Interceptado, de Oksana Karpovych
Interceptado soa longo porque é um filme duro. A câmera, sempre estática, encena com rigor o rastro de destruição deixado pelo exército russo após a invasão da Ucrânia, mostrando um dia a dia difícil em meio aos escombros. A narração é toda baseada em áudios de soldados russos para as suas familiares, sempre do sexo feminino, em relatos gráficos da guerra e com um forte tom de desumanização do povo ucraniano.
“É muito difícil encontrar palavras para descrever o horror da invasão russa na Ucrânia.
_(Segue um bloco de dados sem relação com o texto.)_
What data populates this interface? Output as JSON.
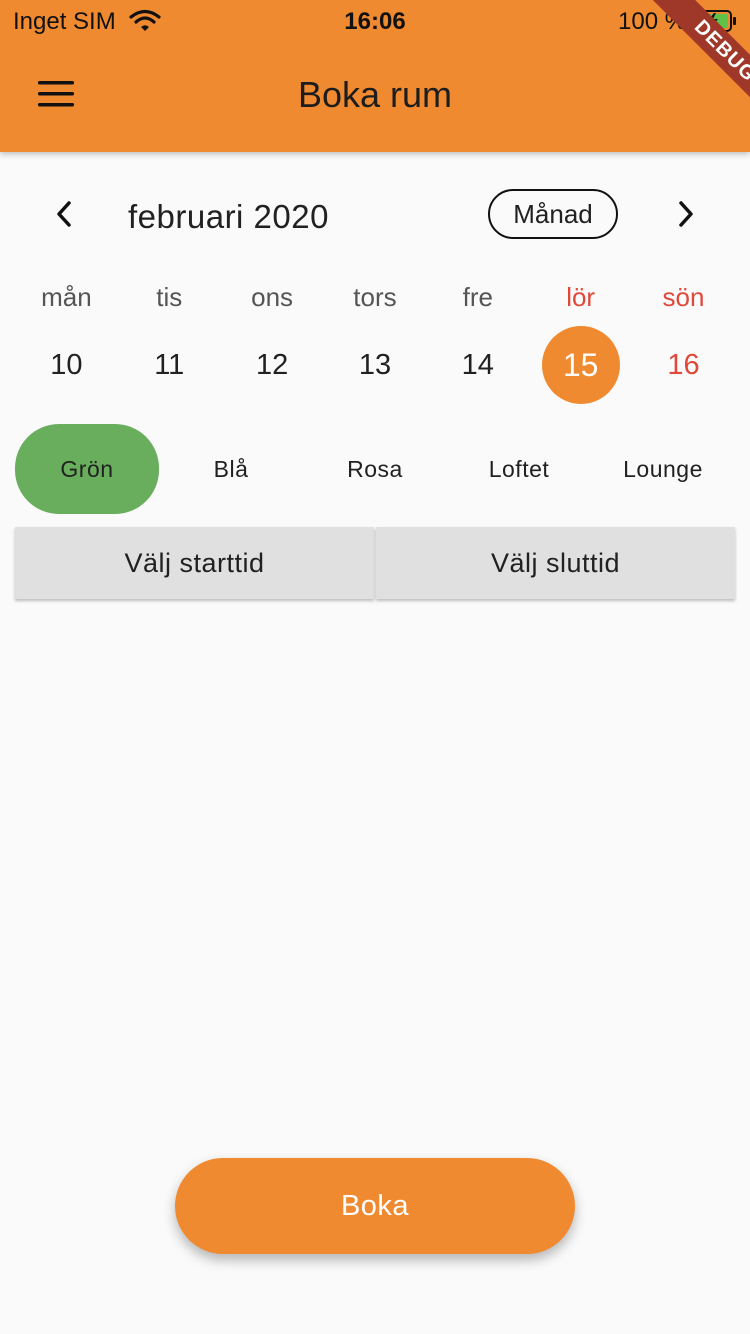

E, acreditem, foi muito difícil encontrar imagens que pudessem ser mostradas de forma cinematográfica neste documentário”, disse Oksana, sugerindo que teve a preocupação de compilar imagens cotidianas mais palatáveis que as descrições terríveis interceptadas em áudio pelas autoridades de seu país.
Interceptado, de Oksana Karpovych
Oksana conta ainda que “viveu uma vida estranha” durante esse tempo, vivendo uma jornada dupla: “Durante o dia, eu testemunhava os ataques e a violência no norte da Ucrânia, cobrindo as consequências da ocupação. E, ao mesmo tempo, de noite, eu ouvia essas gravações que pra mim soavam absolutamente absurdas, porque complementavam as imagens que eu tinha testemunhado durante o dia, e eram comentários muito loucos, muito absurdos”, relata a diretora.
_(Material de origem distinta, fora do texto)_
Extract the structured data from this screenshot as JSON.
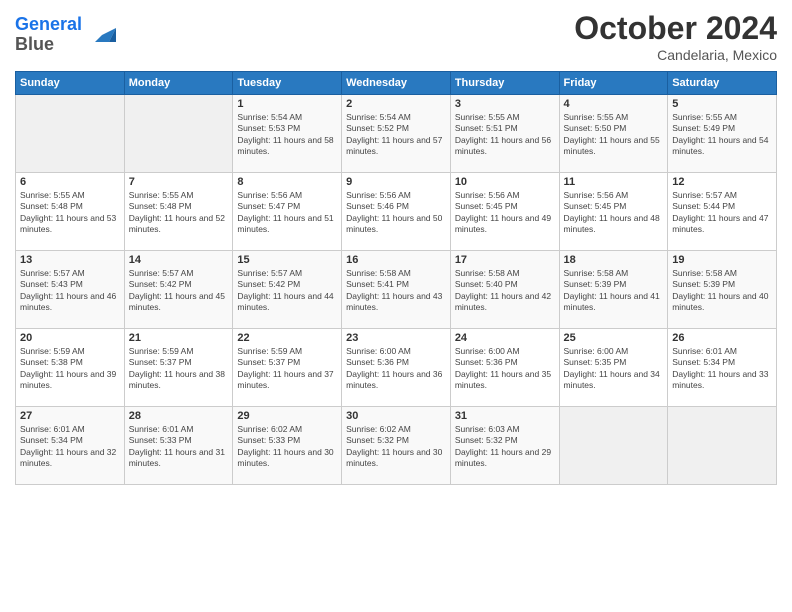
{
  "header": {
    "logo_line1": "General",
    "logo_line2": "Blue",
    "month": "October 2024",
    "location": "Candelaria, Mexico"
  },
  "weekdays": [
    "Sunday",
    "Monday",
    "Tuesday",
    "Wednesday",
    "Thursday",
    "Friday",
    "Saturday"
  ],
  "weeks": [
    [
      {
        "day": "",
        "empty": true
      },
      {
        "day": "",
        "empty": true
      },
      {
        "day": "1",
        "sunrise": "5:54 AM",
        "sunset": "5:53 PM",
        "daylight": "11 hours and 58 minutes."
      },
      {
        "day": "2",
        "sunrise": "5:54 AM",
        "sunset": "5:52 PM",
        "daylight": "11 hours and 57 minutes."
      },
      {
        "day": "3",
        "sunrise": "5:55 AM",
        "sunset": "5:51 PM",
        "daylight": "11 hours and 56 minutes."
      },
      {
        "day": "4",
        "sunrise": "5:55 AM",
        "sunset": "5:50 PM",
        "daylight": "11 hours and 55 minutes."
      },
      {
        "day": "5",
        "sunrise": "5:55 AM",
        "sunset": "5:49 PM",
        "daylight": "11 hours and 54 minutes."
      }
    ],
    [
      {
        "day": "6",
        "sunrise": "5:55 AM",
        "sunset": "5:48 PM",
        "daylight": "11 hours and 53 minutes."
      },
      {
        "day": "7",
        "sunrise": "5:55 AM",
        "sunset": "5:48 PM",
        "daylight": "11 hours and 52 minutes."
      },
      {
        "day": "8",
        "sunrise": "5:56 AM",
        "sunset": "5:47 PM",
        "daylight": "11 hours and 51 minutes."
      },
      {
        "day": "9",
        "sunrise": "5:56 AM",
        "sunset": "5:46 PM",
        "daylight": "11 hours and 50 minutes."
      },
      {
        "day": "10",
        "sunrise": "5:56 AM",
        "sunset": "5:45 PM",
        "daylight": "11 hours and 49 minutes."
      },
      {
        "day": "11",
        "sunrise": "5:56 AM",
        "sunset": "5:45 PM",
        "daylight": "11 hours and 48 minutes."
      },
      {
        "day": "12",
        "sunrise": "5:57 AM",
        "sunset": "5:44 PM",
        "daylight": "11 hours and 47 minutes."
      }
    ],
    [
      {
        "day": "13",
        "sunrise": "5:57 AM",
        "sunset": "5:43 PM",
        "daylight": "11 hours and 46 minutes."
      },
      {
        "day": "14",
        "sunrise": "5:57 AM",
        "sunset": "5:42 PM",
        "daylight": "11 hours and 45 minutes."
      },
      {
        "day": "15",
        "sunrise": "5:57 AM",
        "sunset": "5:42 PM",
        "daylight": "11 hours and 44 minutes."
      },
      {
        "day": "16",
        "sunrise": "5:58 AM",
        "sunset": "5:41 PM",
        "daylight": "11 hours and 43 minutes."
      },
      {
        "day": "17",
        "sunrise": "5:58 AM",
        "sunset": "5:40 PM",
        "daylight": "11 hours and 42 minutes."
      },
      {
        "day": "18",
        "sunrise": "5:58 AM",
        "sunset": "5:39 PM",
        "daylight": "11 hours and 41 minutes."
      },
      {
        "day": "19",
        "sunrise": "5:58 AM",
        "sunset": "5:39 PM",
        "daylight": "11 hours and 40 minutes."
      }
    ],
    [
      {
        "day": "20",
        "sunrise": "5:59 AM",
        "sunset": "5:38 PM",
        "daylight": "11 hours and 39 minutes."
      },
      {
        "day": "21",
        "sunrise": "5:59 AM",
        "sunset": "5:37 PM",
        "daylight": "11 hours and 38 minutes."
      },
      {
        "day": "22",
        "sunrise": "5:59 AM",
        "sunset": "5:37 PM",
        "daylight": "11 hours and 37 minutes."
      },
      {
        "day": "23",
        "sunrise": "6:00 AM",
        "sunset": "5:36 PM",
        "daylight": "11 hours and 36 minutes."
      },
      {
        "day": "24",
        "sunrise": "6:00 AM",
        "sunset": "5:36 PM",
        "daylight": "11 hours and 35 minutes."
      },
      {
        "day": "25",
        "sunrise": "6:00 AM",
        "sunset": "5:35 PM",
        "daylight": "11 hours and 34 minutes."
      },
      {
        "day": "26",
        "sunrise": "6:01 AM",
        "sunset": "5:34 PM",
        "daylight": "11 hours and 33 minutes."
      }
    ],
    [
      {
        "day": "27",
        "sunrise": "6:01 AM",
        "sunset": "5:34 PM",
        "daylight": "11 hours and 32 minutes."
      },
      {
        "day": "28",
        "sunrise": "6:01 AM",
        "sunset": "5:33 PM",
        "daylight": "11 hours and 31 minutes."
      },
      {
        "day": "29",
        "sunrise": "6:02 AM",
        "sunset": "5:33 PM",
        "daylight": "11 hours and 30 minutes."
      },
      {
        "day": "30",
        "sunrise": "6:02 AM",
        "sunset": "5:32 PM",
        "daylight": "11 hours and 30 minutes."
      },
      {
        "day": "31",
        "sunrise": "6:03 AM",
        "sunset": "5:32 PM",
        "daylight": "11 hours and 29 minutes."
      },
      {
        "day": "",
        "empty": true
      },
      {
        "day": "",
        "empty": true
      }
    ]
  ]
}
Para exprimir esteticamente essa sensação de estranheza sem apelar a imagens gráficas de sangue e cadáveres, ela adota uma fotografia dessaturada e teve especial preocupação com o som de Interceptado. “A primeira montatem do filme tinha só a trilha sonora”, diz Oksana, ressaltando o valor do som para a experiência cinematográfica.
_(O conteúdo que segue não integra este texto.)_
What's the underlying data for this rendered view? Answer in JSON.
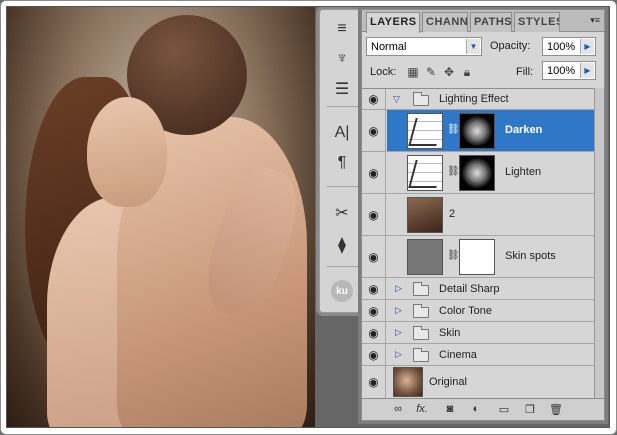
{
  "panel": {
    "tabs": [
      {
        "label": "LAYERS",
        "active": true
      },
      {
        "label": "CHANN",
        "active": false
      },
      {
        "label": "PATHS",
        "active": false
      },
      {
        "label": "STYLES",
        "active": false
      }
    ],
    "blend_mode": "Normal",
    "opacity_label": "Opacity:",
    "opacity_value": "100%",
    "lock_label": "Lock:",
    "fill_label": "Fill:",
    "fill_value": "100%"
  },
  "toolstrip": {
    "badge": "ku"
  },
  "layers": [
    {
      "name": "Lighting Effect",
      "type": "group",
      "expanded": true
    },
    {
      "name": "Darken",
      "type": "adjustment",
      "selected": true
    },
    {
      "name": "Lighten",
      "type": "adjustment"
    },
    {
      "name": "2",
      "type": "image"
    },
    {
      "name": "Skin spots",
      "type": "masked"
    },
    {
      "name": "Detail Sharp",
      "type": "group"
    },
    {
      "name": "Color Tone",
      "type": "group"
    },
    {
      "name": "Skin",
      "type": "group"
    },
    {
      "name": "Cinema",
      "type": "group"
    },
    {
      "name": "Original",
      "type": "image"
    }
  ],
  "icons": {
    "eye": "eye-icon",
    "folder": "folder-icon",
    "link": "link-icon",
    "fx": "fx-icon"
  },
  "colors": {
    "selected": "#2f78c8",
    "panel": "#d6d6d6"
  }
}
Interceptado, documentário de Oksana Karpovych
Entretanto, ela faz questão de ressaltar que a base angular de Interceptado são mesmo os áudios e explica como definiu aquele corpus. “Após avaliar todo aquele material, eu percebi que os áudios que mais me interessavam eram as conversas dos homens para as mulheres. Porque os soldados russos falavam com suas mães, irmãs e esposas com mais intimidade. Eles se abriam mais, compartilhando situações mais triviais e profundas da guerra.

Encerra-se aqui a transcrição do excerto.